Un directeur et un directeur adjoint d’un journal satirique portugais ont fait l’objet d’une plainte pénale de la part du vice-président du Gouvernement de la région de Madère, au sujet duquel ils avaient publié des articles ainsi qu’une couverture de magazine relatifs à l’achat qu’il aurait fait d’un terrain. Ils furent tout d’abord acquittés, mais la cour d’appel de Lisbonne les a jugé coupables du chef de diffamation, estimant qu’ils n’avaient pas réussi à prouver la véracité des faits sur lesquels se fondaient leurs accusations.

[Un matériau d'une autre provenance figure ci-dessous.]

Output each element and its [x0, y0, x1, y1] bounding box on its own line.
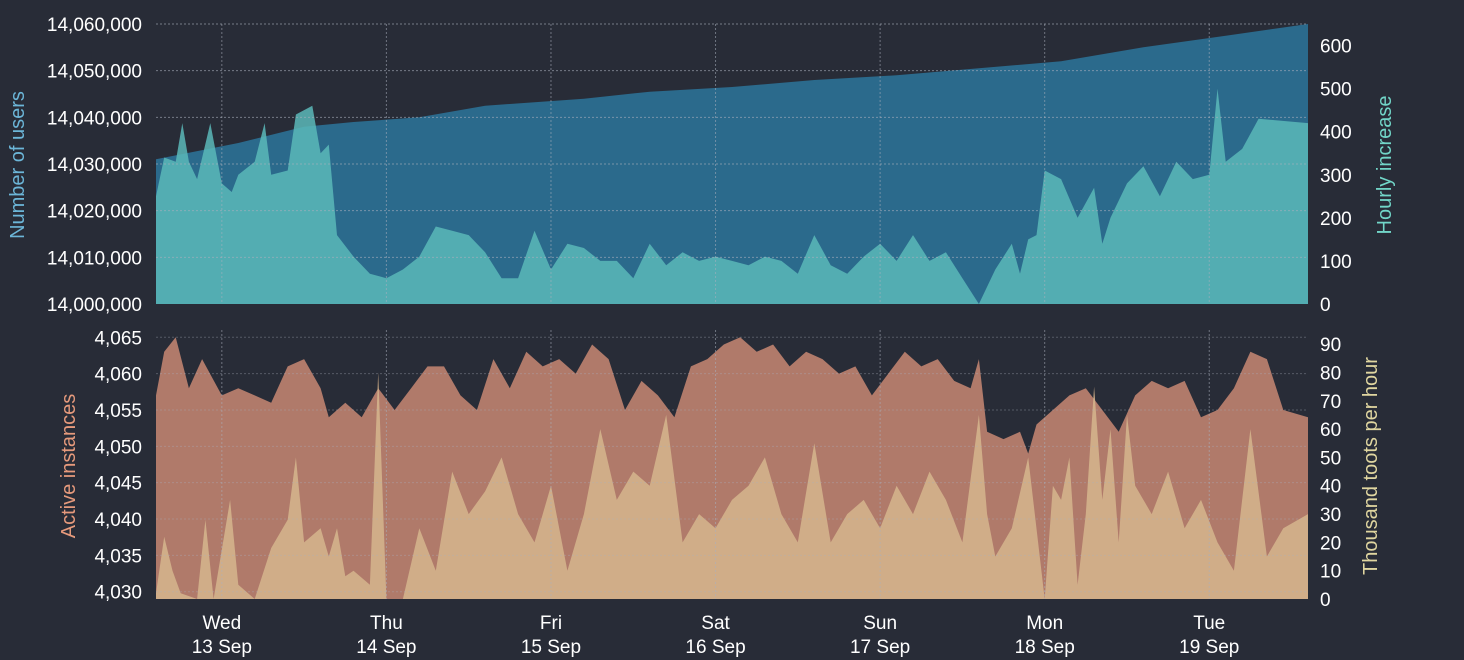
x-day-label: Fri: [540, 613, 562, 634]
x-day-label: Wed: [202, 613, 241, 634]
toots-tick-label: 40: [1320, 477, 1341, 498]
instances-tick-label: 4,040: [94, 510, 142, 531]
x-day-label: Thu: [370, 613, 403, 634]
instances-tick-label: 4,065: [94, 328, 142, 349]
hourly-tick-label: 100: [1320, 252, 1352, 273]
toots-tick-label: 90: [1320, 335, 1341, 356]
x-day-label: Sun: [863, 613, 897, 634]
hourly-tick-label: 600: [1320, 37, 1352, 58]
instances-tick-label: 4,055: [94, 401, 142, 422]
x-date-label: 14 Sep: [356, 637, 416, 658]
users-axis-title: Number of users: [7, 91, 29, 239]
users-tick-label: 14,050,000: [47, 62, 142, 83]
x-day-label: Sat: [701, 613, 730, 634]
hourly-axis-title: Hourly increase: [1374, 96, 1396, 235]
hourly-tick-label: 300: [1320, 166, 1352, 187]
instances-tick-label: 4,035: [94, 546, 142, 567]
x-date-label: 15 Sep: [521, 637, 581, 658]
toots-tick-label: 60: [1320, 420, 1341, 441]
toots-tick-label: 80: [1320, 363, 1341, 384]
x-date-label: 13 Sep: [192, 637, 252, 658]
x-date-label: 17 Sep: [850, 637, 910, 658]
users-tick-label: 14,000,000: [47, 295, 142, 316]
instances-tick-label: 4,045: [94, 474, 142, 495]
toots-tick-label: 20: [1320, 533, 1341, 554]
top-panel: 14,000,000 14,010,000 14,020,000 14,030,000…: [47, 15, 1352, 316]
toots-axis-title: Thousand toots per hour: [1360, 357, 1382, 575]
toots-tick-label: 0: [1320, 590, 1331, 611]
instances-axis-title: Active instances: [58, 394, 80, 539]
toots-tick-label: 30: [1320, 505, 1341, 526]
x-date-label: 19 Sep: [1179, 637, 1239, 658]
users-tick-label: 14,010,000: [47, 248, 142, 269]
toots-tick-label: 10: [1320, 562, 1341, 583]
hourly-area: [156, 88, 1308, 304]
x-date-label: 18 Sep: [1015, 637, 1075, 658]
instances-tick-label: 4,060: [94, 365, 142, 386]
toots-tick-label: 50: [1320, 448, 1341, 469]
toots-tick-label: 70: [1320, 392, 1341, 413]
users-tick-label: 14,030,000: [47, 155, 142, 176]
x-day-label: Tue: [1193, 613, 1225, 634]
toots-area: [156, 372, 1308, 599]
x-axis: Wed 13 Sep Thu 14 Sep Fri 15 Sep Sat 16 Sep Sun 1…: [192, 24, 1239, 658]
users-tick-label: 14,060,000: [47, 15, 142, 36]
bottom-panel: 4,030 4,035 4,040 4,045 4,050 4,055 4,060 4,065…: [94, 328, 1341, 611]
users-tick-label: 14,040,000: [47, 108, 142, 129]
hourly-tick-label: 0: [1320, 295, 1331, 316]
hourly-tick-label: 200: [1320, 209, 1352, 230]
instances-tick-label: 4,050: [94, 437, 142, 458]
hourly-tick-label: 400: [1320, 123, 1352, 144]
users-tick-label: 14,020,000: [47, 202, 142, 223]
instances-tick-label: 4,030: [94, 583, 142, 604]
x-day-label: Mon: [1026, 613, 1063, 634]
x-date-label: 16 Sep: [685, 637, 745, 658]
hourly-tick-label: 500: [1320, 80, 1352, 101]
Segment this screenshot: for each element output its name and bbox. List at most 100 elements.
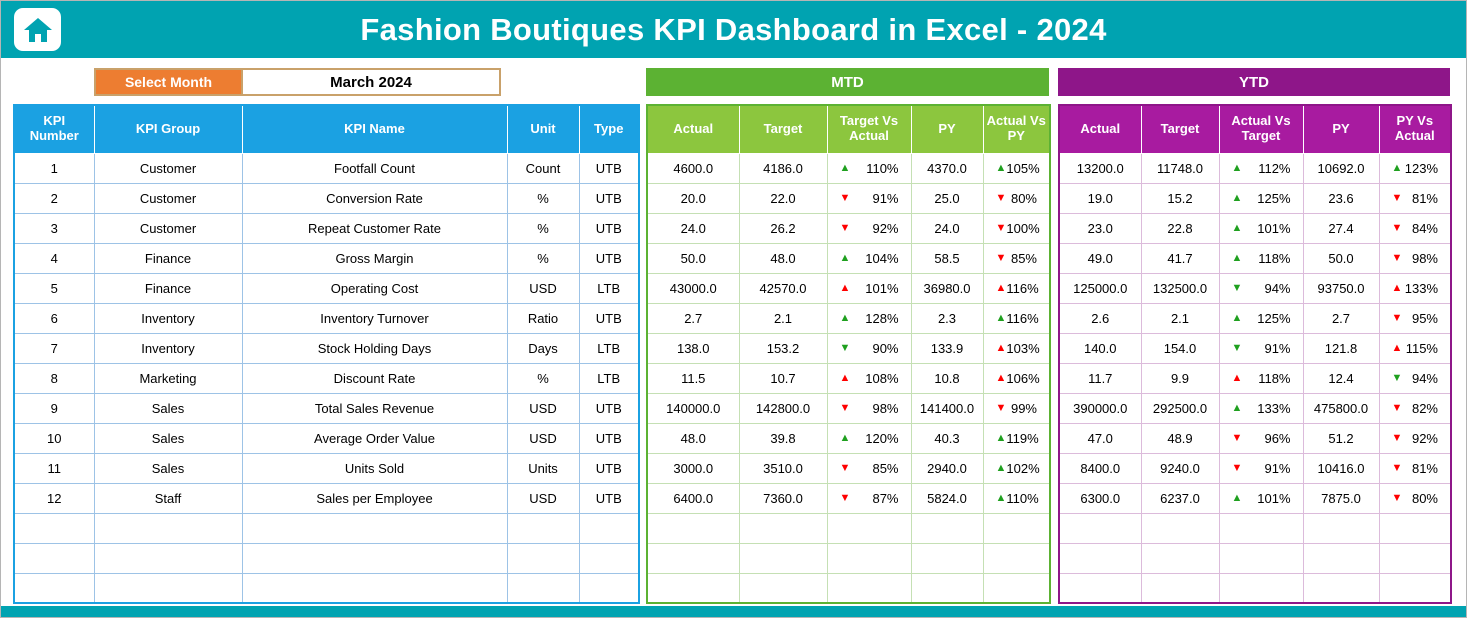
table-row: 138.0 153.2 ▼ 90% 133.9 ▲ 103% [646,332,1051,364]
selected-month-value[interactable]: March 2024 [241,68,501,96]
actual-cell: 140.0 [1058,332,1142,364]
py-vs-actual-cell: ▼ 81% [1378,452,1452,484]
empty-cell [578,542,640,574]
kpi-group-cell: Customer [93,212,243,244]
kpi-name-cell: Gross Margin [241,242,508,274]
up-arrow-icon: ▲ [995,431,1007,444]
actual-vs-py-cell: ▲ 110% [982,482,1051,514]
kpi-group-cell: Sales [93,452,243,484]
table-row: 390000.0 292500.0 ▲ 133% 475800.0 ▼ 82% [1058,392,1452,424]
down-arrow-icon: ▼ [1391,191,1403,204]
empty-cell [738,572,828,604]
type-cell: LTB [578,272,640,304]
target-cell: 41.7 [1140,242,1220,274]
mtd-metrics-table: Actual Target Target Vs Actual PY Actual Vs … [646,104,1051,604]
actual-cell: 19.0 [1058,182,1142,214]
empty-cell [506,542,580,574]
empty-cell [982,542,1051,574]
kpi-group-cell: Sales [93,422,243,454]
target-cell: 7360.0 [738,482,828,514]
ytd-header-row: Actual Target Actual Vs Target PY PY Vs Actu… [1058,104,1452,154]
target-cell: 22.8 [1140,212,1220,244]
table-row: 2.6 2.1 ▲ 125% 2.7 ▼ 95% [1058,302,1452,334]
kpi-col-header: Unit [506,104,580,154]
table-row: 2.7 2.1 ▲ 128% 2.3 ▲ 116% [646,302,1051,334]
kpi-col-header: KPI Name [241,104,508,154]
unit-cell: % [506,182,580,214]
empty-cell [1302,542,1380,574]
percent-value: 105% [1006,160,1040,176]
home-button[interactable] [14,8,61,51]
target-vs-actual-cell: ▼ 85% [826,452,912,484]
actual-vs-py-cell: ▲ 119% [982,422,1051,454]
type-cell: UTB [578,212,640,244]
ytd-col-header: Actual [1058,104,1142,154]
empty-cell [738,512,828,544]
table-row: 24.0 26.2 ▼ 92% 24.0 ▼ 100% [646,212,1051,244]
percent-value: 94% [1411,370,1438,386]
target-vs-actual-cell: ▲ 120% [826,422,912,454]
percent-value: 91% [1264,340,1291,356]
py-cell: 25.0 [910,182,984,214]
target-vs-actual-cell: ▲ 128% [826,302,912,334]
unit-cell: Count [506,152,580,184]
py-vs-actual-cell: ▼ 80% [1378,482,1452,514]
table-row: 23.0 22.8 ▲ 101% 27.4 ▼ 84% [1058,212,1452,244]
py-cell: 93750.0 [1302,272,1380,304]
percent-value: 120% [865,430,899,446]
percent-value: 101% [1257,220,1291,236]
kpi-group-cell: Marketing [93,362,243,394]
empty-cell [910,572,984,604]
empty-cell [826,512,912,544]
actual-vs-py-cell: ▲ 106% [982,362,1051,394]
unit-cell: % [506,362,580,394]
up-arrow-icon: ▲ [839,431,851,444]
py-cell: 2.3 [910,302,984,334]
py-cell: 12.4 [1302,362,1380,394]
actual-vs-target-cell: ▲ 101% [1218,482,1304,514]
kpi-number-cell: 3 [13,212,95,244]
percent-value: 116% [1006,310,1039,326]
table-row: 1 Customer Footfall Count Count UTB [13,152,640,184]
target-cell: 11748.0 [1140,152,1220,184]
percent-value: 125% [1257,310,1291,326]
percent-value: 112% [1258,160,1291,176]
kpi-group-cell: Finance [93,272,243,304]
percent-value: 108% [865,370,899,386]
actual-vs-target-cell: ▼ 91% [1218,332,1304,364]
down-arrow-icon: ▼ [1391,251,1403,264]
actual-vs-target-cell: ▼ 94% [1218,272,1304,304]
py-vs-actual-cell: ▲ 133% [1378,272,1452,304]
percent-value: 128% [865,310,899,326]
empty-cell [1058,512,1142,544]
empty-cell [578,512,640,544]
percent-value: 80% [1010,190,1037,206]
down-arrow-icon: ▼ [839,401,851,414]
target-cell: 142800.0 [738,392,828,424]
actual-cell: 2.7 [646,302,740,334]
select-month-button[interactable]: Select Month [94,68,241,96]
table-row: 9 Sales Total Sales Revenue USD UTB [13,392,640,424]
kpi-name-cell: Units Sold [241,452,508,484]
up-arrow-icon: ▲ [1231,371,1243,384]
table-row: 6 Inventory Inventory Turnover Ratio UTB [13,302,640,334]
kpi-info-table: KPI Number KPI Group KPI Name Unit Type 1 Cus… [13,104,640,604]
actual-vs-py-cell: ▼ 80% [982,182,1051,214]
down-arrow-icon: ▼ [1391,221,1403,234]
percent-value: 98% [1411,250,1438,266]
target-vs-actual-cell: ▲ 104% [826,242,912,274]
py-cell: 10692.0 [1302,152,1380,184]
table-row: 4 Finance Gross Margin% UTB [13,242,640,274]
type-cell: UTB [578,242,640,274]
kpi-name-cell: Average Order Value [241,422,508,454]
actual-vs-target-cell: ▲ 112% [1218,152,1304,184]
down-arrow-icon: ▼ [995,221,1007,234]
target-cell: 48.0 [738,242,828,274]
percent-value: 91% [872,190,899,206]
actual-vs-py-cell: ▼ 85% [982,242,1051,274]
target-vs-actual-cell: ▼ 90% [826,332,912,364]
empty-row [1058,572,1452,604]
type-cell: UTB [578,182,640,214]
unit-cell: Units [506,452,580,484]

Les requérants ont alors saisi la Cour européenne des droits de l’Homme (CEDH), soutenant que leur condamnation pour diffamation avait porté atteinte à leur droit à la liberté d’expression, garanti par l’article 10 de la Convention européenne des droits de l’Homme.
Dans un arrêt du 17 septembre 2013, la Cour, après avoir rappelé que la liberté d’expression constitue l’un des fondements essentiels de toute société démocratique, juge que la garantie que l’article 10 offre aux journalistes, en ce qui concerne les comptes rendus sur des questions d’intérêt général, est subordonnée à la condition que les intéressés agissent de bonne foi sur la base de faits exacts et fournissent des informations « fiables et précises » dans le respect de la déontologie journalistique dont le contrôle revêt une importance accrue. Ainsi, il doit exister des motifs spécifiques pour pouvoir relever les médias de l’obligation qui leur incombe d’habitude de vérifier des déclarations factuelles diffamatoires à l’encontre de particuliers.
Au surplus, la Cour rappelle qu’elle a souligné à plusieurs reprises que la satire est une forme d’expression artistique et de commentaire social qui, de par l’exagération et la déformation de la réalité qui la caractérisent, vise naturellement à provoquer et à agiter.
La Cour juge en premier lieu que les faits relatés dans les articles litigieux relevaient manifestement de l’intérêt général.
En second lieu, après avoir analysé le contenu des articles litigieux, la Cour considère qu’au moment de leur publication, la manière dont les requérants avaient traité l’affaire n’était pas contraire aux normes d’un journalisme responsable.
La Cour juge donc que la condamnation des requérants a rompu le juste équilibre entre la protection de leur droit à la liberté d’expression et de celui de l’homme politique à la protection de sa réputation. De surcroît, elle considère qu’indépendamment de la sévérité de la condamnation infligée, l’existence même d’une sanction pénale dans le cadre de cette affaire est de nature à provoquer un effet dissuasif sur la contribution de la presse aux débats d’intérêt général et ne saurait se concevoir sans raisons particulièrement sérieuses.